Sağlık Bakım Hizmetleri Müdür Yardımcısı Nazan Toman da bir ay önce idari görevinin başladığını, öncesinde acil serviste çalışırken Kovid-19'a yakalandığını söyledi.
Evinin bir odasında kendisini izole ettiğini belirten Toman, "Ailem kapının önüne yemek bırakıyordu. Çocuğumla aynı evde olduğum halde görüşemiyordum, telefonda görüntülü konuşuyordum." dedi.
Hastaneye kaldırılmasına karşın yoğun bakıma gitmediğini ve bunun için şükrettiğini vurgulayan Toman, "Eğer Kovid-19 olduysanız, 4 yaşındaki bir çocuğa bunu nasıl anlatırsınız? Çocuğuma hasta olduğumu, kendisine bulaşmaması gerektiği için uzak durmam gerektiğini, aynı evin içinde olacağımızı ama görüşemeyeceğimizi, yan yana gelemeyeceğimizi söyledim. 4 yaşındaki bir çocuk ne kadar anladıysa benim çocuğum da o kadar anladı ama bu hala onun için bir travmadır. Hala bir öksürdüğümde veya hafif bir ateşim çıktığında 'anne yine mi Kovid oldun' diye gözleri dolar." diye konuştu.
Hemşire Ayfer Tuğral ise çocukları, eşi ve kendisinin Kovid-19'a yakalandıklarını anlatarak, eşi ile kendisinin hastalığı çok ağır geçirdiğini ifade etti.

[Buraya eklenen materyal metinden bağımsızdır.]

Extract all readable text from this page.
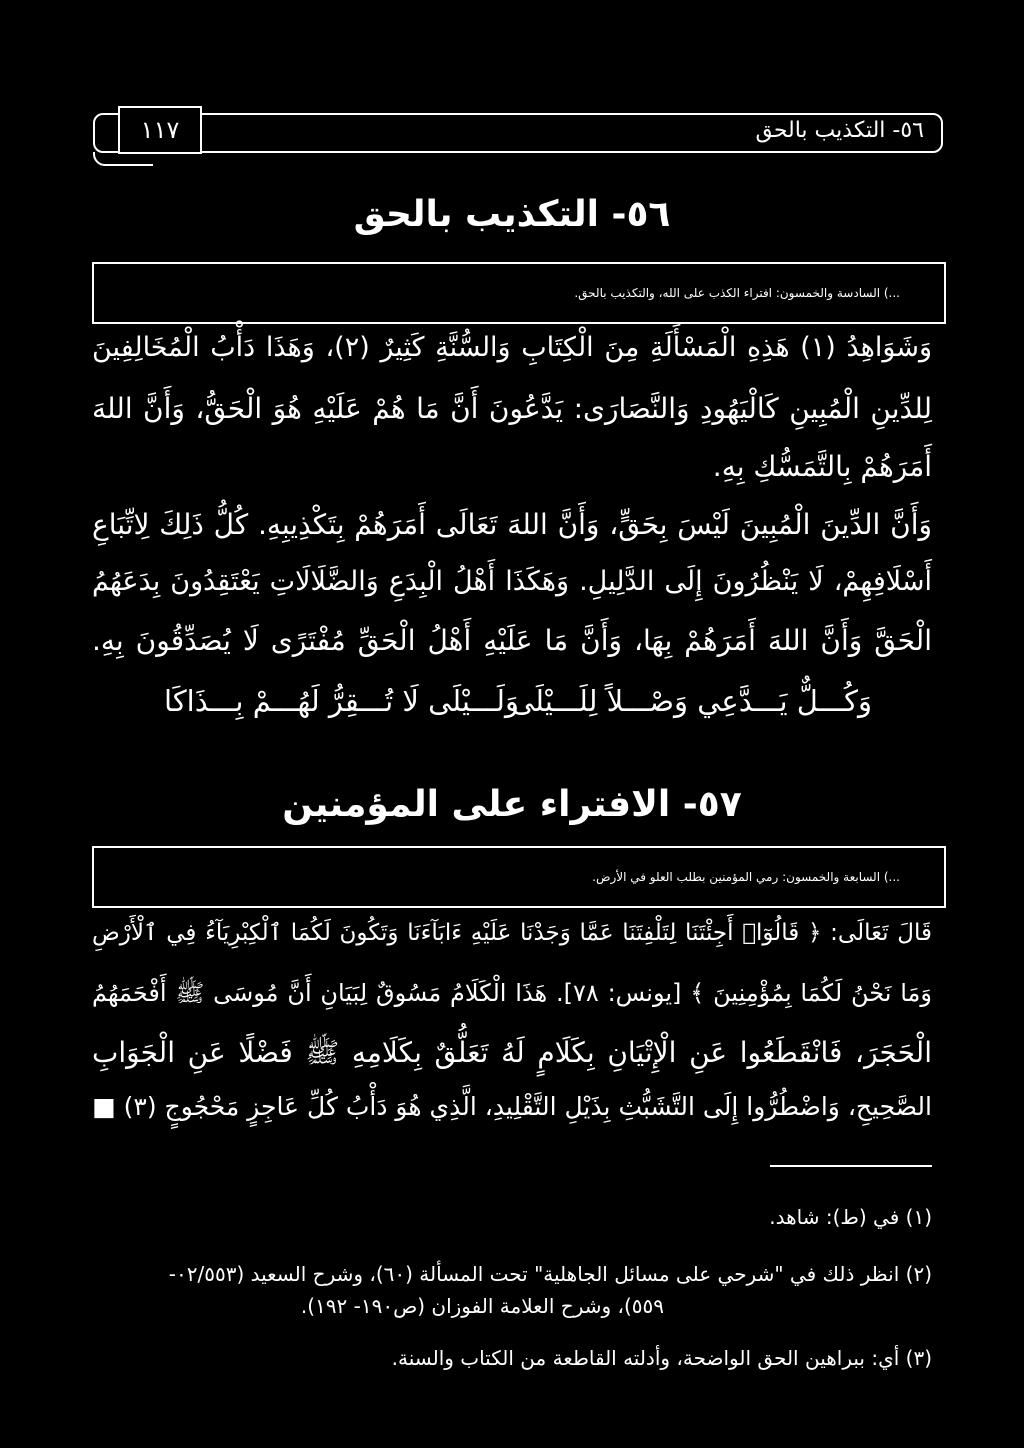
١١٧	٥٦- التكذيب بالحق
٥٦- التكذيب بالحق
...) السادسة والخمسون: افتراء الكذب على الله، والتكذيب بالحق.
وَشَوَاهِدُ (١) هَذِهِ الْمَسْأَلَةِ مِنَ الْكِتَابِ وَالسُّنَّةِ كَثِيرٌ (٢)، وَهَذَا دَأْبُ الْمُخَالِفِينَ
لِلدِّينِ الْمُبِينِ كَالْيَهُودِ وَالنَّصَارَى: يَدَّعُونَ أَنَّ مَا هُمْ عَلَيْهِ هُوَ الْحَقُّ، وَأَنَّ اللهَ
أَمَرَهُمْ بِالتَّمَسُّكِ بِهِ.
وَأَنَّ الدِّينَ الْمُبِينَ لَيْسَ بِحَقٍّ، وَأَنَّ اللهَ تَعَالَى أَمَرَهُمْ بِتَكْذِيبِهِ. كُلُّ ذَلِكَ لِاتِّبَاعِ
أَسْلَافِهِمْ، لَا يَنْظُرُونَ إِلَى الدَّلِيلِ. وَهَكَذَا أَهْلُ الْبِدَعِ وَالضَّلَالَاتِ يَعْتَقِدُونَ بِدَعَهُمُ
الْحَقَّ وَأَنَّ اللهَ أَمَرَهُمْ بِهَا، وَأَنَّ مَا عَلَيْهِ أَهْلُ الْحَقِّ مُفْتَرًى لَا يُصَدِّقُونَ بِهِ.
وَكُـــلٌّ يَـــدَّعِي وَصْـــلاً لِلَـــيْلَى
وَلَـــيْلَى لَا تُـــقِرُّ لَهُـــمْ بِـــذَاكَا
٥٧- الافتراء على المؤمنين
...) السابعة والخمسون: رمي المؤمنين بطلب العلو في الأرض.
قَالَ تَعَالَى: ﴿ قَالُوٓا۟ أَجِئْتَنَا لِتَلْفِتَنَا عَمَّا وَجَدْنَا عَلَيْهِ ءَابَآءَنَا وَتَكُونَ لَكُمَا ٱلْكِبْرِيَآءُ فِي ٱلْأَرْضِ
وَمَا نَحْنُ لَكُمَا بِمُؤْمِنِينَ ﴾ [يونس: ٧٨]. هَذَا الْكَلَامُ مَسُوقٌ لِبَيَانِ أَنَّ مُوسَى ﷺ أَفْحَمَهُمُ
الْحَجَرَ، فَانْقَطَعُوا عَنِ الْإِتْيَانِ بِكَلَامٍ لَهُ تَعَلُّقٌ بِكَلَامِهِ ﷺ فَضْلًا عَنِ الْجَوَابِ
الصَّحِيحِ، وَاضْطُرُّوا إِلَى التَّشَبُّثِ بِذَيْلِ التَّقْلِيدِ، الَّذِي هُوَ دَأْبُ كُلِّ عَاجِزٍ مَحْجُوجٍ (٣) ■
(١) في (ط): شاهد.
(٢) انظر ذلك في "شرحي على مسائل الجاهلية" تحت المسألة (٦٠)، وشرح السعيد (٠٢/٥٥٣-
٥٥٩)، وشرح العلامة الفوزان (ص١٩٠- ١٩٢).
(٣) أي: ببراهين الحق الواضحة، وأدلته القاطعة من الكتاب والسنة.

Çok sıkıntılı bir süreci geride bıraktığını aktaran Tuğral, "Sanki farklı bir dünyada, ölümle yaşam arasında bir yerdesiniz, bunu anladım. Dışarıdaki insanlar için de çok zor. Biz bazı şeyleri bildiğimiz halde sağlıkçı olarak bu hisleri yaşıyorsak dışarıdaki insanlar daha zor şartlarda geçiriyordur." dedi.